Third, immigration laws and procedures are, in many instances, unforgiving. If a case is denied, this often leads to status violations and numerous procedural complexities. Some of these problems can be avoided simply by allowing a longer RFE response time.
Fourth, for the above reasons, while the return to the 12-week standard is appropriate, the use of a 30-day deadline for I-539s uniformly is not appropriate. There are many situations in which individuals need to quickly file the I-539 in order to be allowed to remain in the United States. For example, many people file to change to H-4 as dependents of their spouses if they unexpectedly lose their H1B employment. In such cases, they may not have all the required documentation – particularly the marriage certificate – immediately at hand. It should be noted, too, that many people file I-539s without the assistance of attorneys, and may not be completely familiar with the documents that are needed in support of these applications.

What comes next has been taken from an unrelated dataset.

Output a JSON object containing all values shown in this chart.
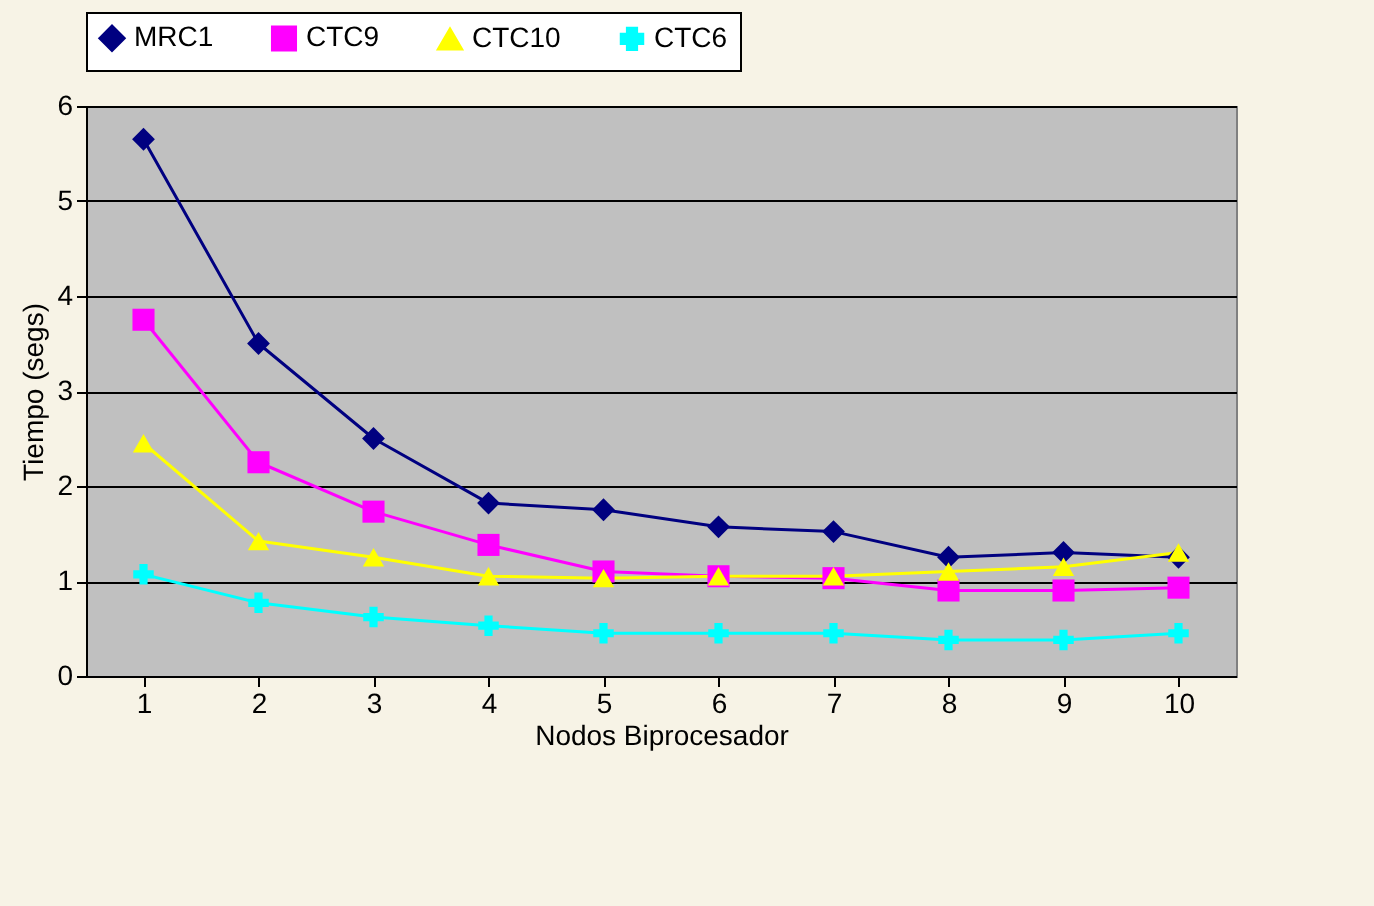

Fifth, as explained above, a 30-day deadline does not actually give the I-539 applicant a full 30 days to respond. This is due both to mailing delays from the USCIS to the applicant as well as the response transmission time from the applicant to the USCIS. If the intent is to actually allow the applicant a full month to respond, therefore, the USCIS would need to set a timeframe of at least 45-days as a standard RFE deadline. In order to accommodate all concerns and interests, we suggested 60-days as appropriate for such a standard. This will be sufficiently fast to accommodate processing time demands, without prejudicing the applicant’s ability to demonstrate eligibility for the status change or extension requested in Form I-539.
As explained, the USCIS interim memorandum of July 7, 2011, is in effect immediately. Thus, those receiving RFEs may notice the longer deadlines in many instances. MurthyDotCom and MurthyBulletin readers are urged to be careful about complying with all RFE and other deadlines. Obtaining qualified legal advice is advisable when issues, such as RFEs, arise in one’s case.